El uso providencial de los militares para construir la infraestructura emblemática de la cuarta transformación, se juntó con las urgencias del presidente por hacer historia. Sin duda, el Aeropuerto Felipe Ángeles, el Tren Maya y la refinería Olmeca de Dos Bocas son obras que quedarán, para bien o para mal, como herencia de la cuarta transformación y ejemplo simbólico de la particular forma de ejercer la autoridad presidencial. Porque, además del papel de los militares, el presidente López Obrador será evocado por sus decretazos para darle la vuelta a las leyes y a la Constitución; por suplir las funciones del Poder Legislativo y evadir el cumplimiento de disposiciones del poder Judicial.

Después del escándalo del desacato, disfrazado de acuerdo de “seguridad nacional”, a un amparo otorgado por un juez federal para suspender la construcción del Tren Maya, en estos días lo que domina la discusión pública es el anuncio de que, también, con un acuerdo presidencial, adscribirá la Guardia Nacional a la SEDENA, a pesar de que para ello tendría que modificarse la Constitución. La militarización de la Guardia Nacional, acompañada de una acción inconstitucional, ha terminado de encender las alarmas sobre la naturaleza del régimen de la cuarta transformación, cada vez más ajeno a las prácticas democráticas y republicanas. Hasta la ONU se ha ocupado en recordarle al presidente que la “creciente militarización de funciones civiles básicas supone un debilitamiento de la institucionalidad democrática”.
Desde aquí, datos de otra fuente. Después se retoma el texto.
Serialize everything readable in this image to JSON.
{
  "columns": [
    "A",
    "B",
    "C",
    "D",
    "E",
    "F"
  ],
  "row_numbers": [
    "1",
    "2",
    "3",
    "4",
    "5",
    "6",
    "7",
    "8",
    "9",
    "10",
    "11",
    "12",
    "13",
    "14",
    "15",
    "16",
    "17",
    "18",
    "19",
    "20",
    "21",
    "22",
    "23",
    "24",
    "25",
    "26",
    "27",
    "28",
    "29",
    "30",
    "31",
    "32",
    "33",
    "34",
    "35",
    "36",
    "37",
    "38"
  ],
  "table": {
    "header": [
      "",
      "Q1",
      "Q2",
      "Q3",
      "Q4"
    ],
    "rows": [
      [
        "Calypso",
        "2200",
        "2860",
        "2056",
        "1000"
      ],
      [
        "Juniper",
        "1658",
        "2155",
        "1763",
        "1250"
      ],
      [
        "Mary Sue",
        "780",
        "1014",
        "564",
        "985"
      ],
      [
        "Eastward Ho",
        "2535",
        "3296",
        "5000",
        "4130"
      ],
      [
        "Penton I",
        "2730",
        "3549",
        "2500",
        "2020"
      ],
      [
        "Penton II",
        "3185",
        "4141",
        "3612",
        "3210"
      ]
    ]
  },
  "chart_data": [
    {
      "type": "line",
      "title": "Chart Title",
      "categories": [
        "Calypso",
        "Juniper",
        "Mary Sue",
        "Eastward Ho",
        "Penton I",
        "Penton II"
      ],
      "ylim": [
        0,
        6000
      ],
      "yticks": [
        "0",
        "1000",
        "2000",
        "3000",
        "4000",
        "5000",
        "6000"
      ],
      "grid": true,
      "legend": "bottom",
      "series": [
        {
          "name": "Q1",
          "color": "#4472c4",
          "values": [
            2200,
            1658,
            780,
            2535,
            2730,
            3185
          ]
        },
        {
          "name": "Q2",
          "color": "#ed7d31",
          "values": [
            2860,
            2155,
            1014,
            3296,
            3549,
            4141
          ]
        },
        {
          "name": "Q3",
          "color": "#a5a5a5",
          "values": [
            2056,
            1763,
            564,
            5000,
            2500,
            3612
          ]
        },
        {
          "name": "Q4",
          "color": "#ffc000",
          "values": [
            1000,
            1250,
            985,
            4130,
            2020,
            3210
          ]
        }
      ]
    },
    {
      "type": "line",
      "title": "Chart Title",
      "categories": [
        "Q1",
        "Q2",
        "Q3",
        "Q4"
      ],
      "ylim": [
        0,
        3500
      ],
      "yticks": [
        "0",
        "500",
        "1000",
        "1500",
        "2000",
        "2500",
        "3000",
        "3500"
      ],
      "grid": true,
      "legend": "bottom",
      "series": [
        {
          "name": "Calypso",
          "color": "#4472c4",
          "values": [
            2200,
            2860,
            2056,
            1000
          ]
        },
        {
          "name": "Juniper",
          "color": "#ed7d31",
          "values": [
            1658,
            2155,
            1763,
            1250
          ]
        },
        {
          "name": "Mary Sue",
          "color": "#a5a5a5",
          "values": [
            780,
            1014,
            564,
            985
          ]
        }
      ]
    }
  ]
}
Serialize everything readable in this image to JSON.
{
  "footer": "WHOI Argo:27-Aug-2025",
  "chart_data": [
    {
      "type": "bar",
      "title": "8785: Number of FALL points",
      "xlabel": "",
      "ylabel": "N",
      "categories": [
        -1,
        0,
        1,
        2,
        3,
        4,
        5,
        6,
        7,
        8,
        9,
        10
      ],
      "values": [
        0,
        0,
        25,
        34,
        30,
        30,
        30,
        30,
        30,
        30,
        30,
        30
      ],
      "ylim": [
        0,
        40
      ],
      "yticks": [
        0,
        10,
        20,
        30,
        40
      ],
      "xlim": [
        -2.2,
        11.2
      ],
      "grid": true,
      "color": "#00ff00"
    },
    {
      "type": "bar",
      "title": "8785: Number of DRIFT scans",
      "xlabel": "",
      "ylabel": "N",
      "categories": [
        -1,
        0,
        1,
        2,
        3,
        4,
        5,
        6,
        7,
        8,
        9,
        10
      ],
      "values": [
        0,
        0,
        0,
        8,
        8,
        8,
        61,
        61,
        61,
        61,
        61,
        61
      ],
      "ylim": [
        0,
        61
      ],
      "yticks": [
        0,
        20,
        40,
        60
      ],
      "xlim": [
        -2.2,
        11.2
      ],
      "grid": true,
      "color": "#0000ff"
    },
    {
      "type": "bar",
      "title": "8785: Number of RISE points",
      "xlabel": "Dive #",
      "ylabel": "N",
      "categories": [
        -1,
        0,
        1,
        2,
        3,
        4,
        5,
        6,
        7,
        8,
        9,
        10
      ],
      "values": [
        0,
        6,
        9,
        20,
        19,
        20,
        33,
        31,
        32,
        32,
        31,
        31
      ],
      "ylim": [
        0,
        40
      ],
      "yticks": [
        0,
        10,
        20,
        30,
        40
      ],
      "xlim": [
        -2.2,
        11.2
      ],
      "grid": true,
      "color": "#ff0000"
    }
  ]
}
Cito al presidente López Obrador: “¿Por qué quiero que haya una empresa de la Secretaría de la Defensa que sea la encargada de operar y administrar el Tren Maya, los mil 500 kilómetros del Tren Maya, las estaciones, los aeropuertos ‘Felipe Ángeles’, el aeropuerto de Palenque, el aeropuerto de Chetumal, el nuevo aeropuerto de Tulum, toda una empresa? ¿Por qué quiero que sea de la Secretaría de la Defensa que quede esa empresa? Lo primero es porque no quiero que se vaya a privatizar en el futuro y toda esa inversión pública, todo eso que es del pueblo, pase a manos, como lo han hecho, de particulares. Y si lo dejo dependiendo de la Secretaría de Comunicaciones, a la primera arrebatan; si lo dejo en Fonatur, igual”.

En sus intentos por explicar sus controvertidas decisiones, el presidente López Obrador tropieza consigo mismo: Qué le hace suponer que el próximo presidente, jefe de las fuerzas armadas, no revertirá sus decisiones –como hizo él con el aeropuerto de Texcoco o la Reforma Educativa o la Energética–. Ni siquiera el triunfo de alguna de las “corcholatas” le garantiza la continuidad de sus políticas. Siempre habrá que considerar la coyuntura, las circunstancias. El hombre (o la mujer) y sus circunstancias. AMLO debe empezar a aceptar que su mandato termina en 2024. Y lo primero que revisará quien lo sustituya será, seguramente, la estrategia de seguridad pública.